Let us meet LEPR, CRY1, RNASEL, IL4, and ARVCF!
Researchers have identified these five new gene variants, or mutations that are associated with the development of prostate cancer. This revolutionary discovery came through as a part of their effort to solve the puzzle behind the development of the aggressive and deadly disease, and design a blood test to aid early stage treatment options.
For this particular study, scientists were seeking genetic variations that could draw attention to risk differences. Blood samples were drawn from over 1,300 prostate cancer patients in the age group of 35 to74 years (during diagnosis) inhabiting the Seattle region.
Researchers identified five single nucleotide polymorphisms in the patients’ “DNA alphabet” that had a considerable effect on prostate cancer advancement in terms of androgen hormone levels, cell death, tumor growth, inflammation, blood-vessel development, and bone density.
Co-director of the Fred Hutchinson Cancer Research Center’s program in prostate cancer research, Janet L. Stanford, said: “Biomarkers that could distinguish between patients with indolent vs. more aggressive tumors are urgently needed. The panel of markers we’ve identified provides the first validated evidence that inherited genetic variants play a role in prostate cancer progression and mortality. Ultimately these markers could be used in the clinic, along with other known predictors that are used to assess tumor aggressiveness, such as a high Gleason score, to identify men with a high-risk profile.”
A matter of grave concern is the needless excessive treatment of many prostate cancer patients who are not at a significant the risk of rapid disease advancement and fatalities. There is an increased effort to provide personalized medication after the evaluation and diagnosis of a patient because treatment itself can cause unwanted side effects including sexual impotence and urinary incontinence.

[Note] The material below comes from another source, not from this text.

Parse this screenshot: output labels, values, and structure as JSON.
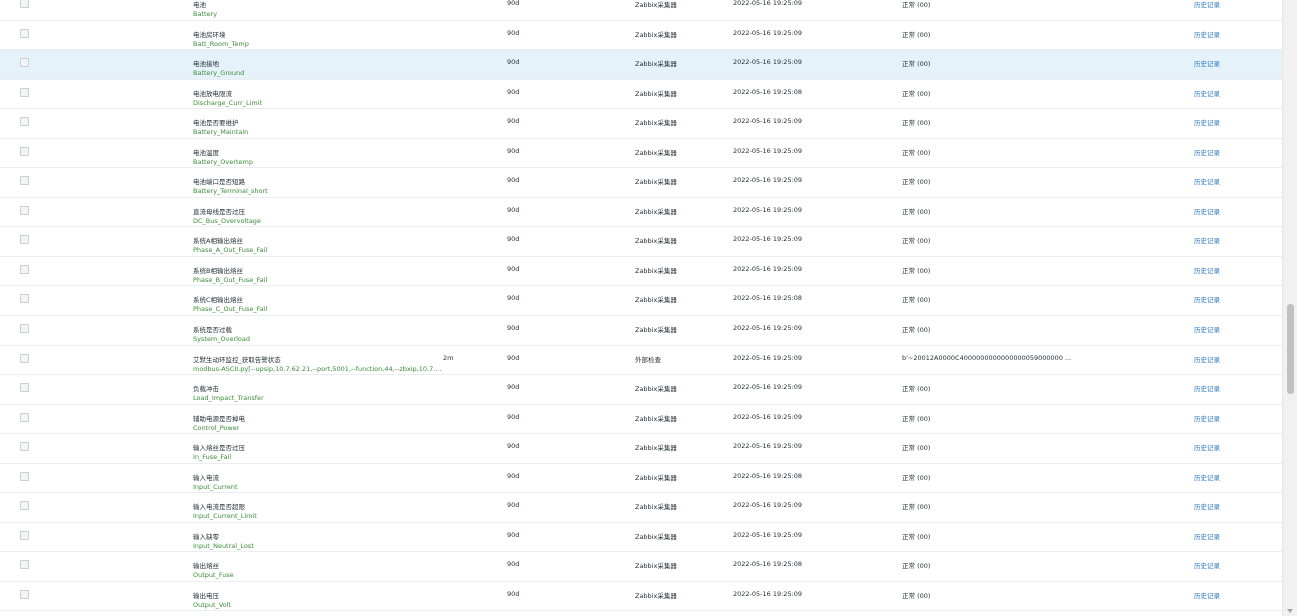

Stanford added: “The ability to distinguish patients at elevated risk for having aggressive, life threatening prostate cancer at the time of diagnosis could improve care for the subset of cases most likely to benefit from aggressive therapy and help avoid over-treatment of patients whose tumors are likely to remain indolent.”
Program director of the translational and preclinical cancer research at the American Cancer Society, William Phelps, acknowledges that existing treatment options can incapacitate patients. This compels them to design more revealing diagnostic tools.
Phelps concludes: “If the treatments we had for prostate cancer were very tolerable or very safe you would probably treat everybody. But the treatments we have available today are less than ideal. So certainly we can try to improve treatment. But at the same time we can also try to improve ways to identify patients who are more likely to progress rapidly from those likely to be very slow going, so we can reserve treatment for only those instances when it’s really necessary. If there are markers that better define the men whose cancer is most likely to progress, that would certainly prove very useful in the current climate.”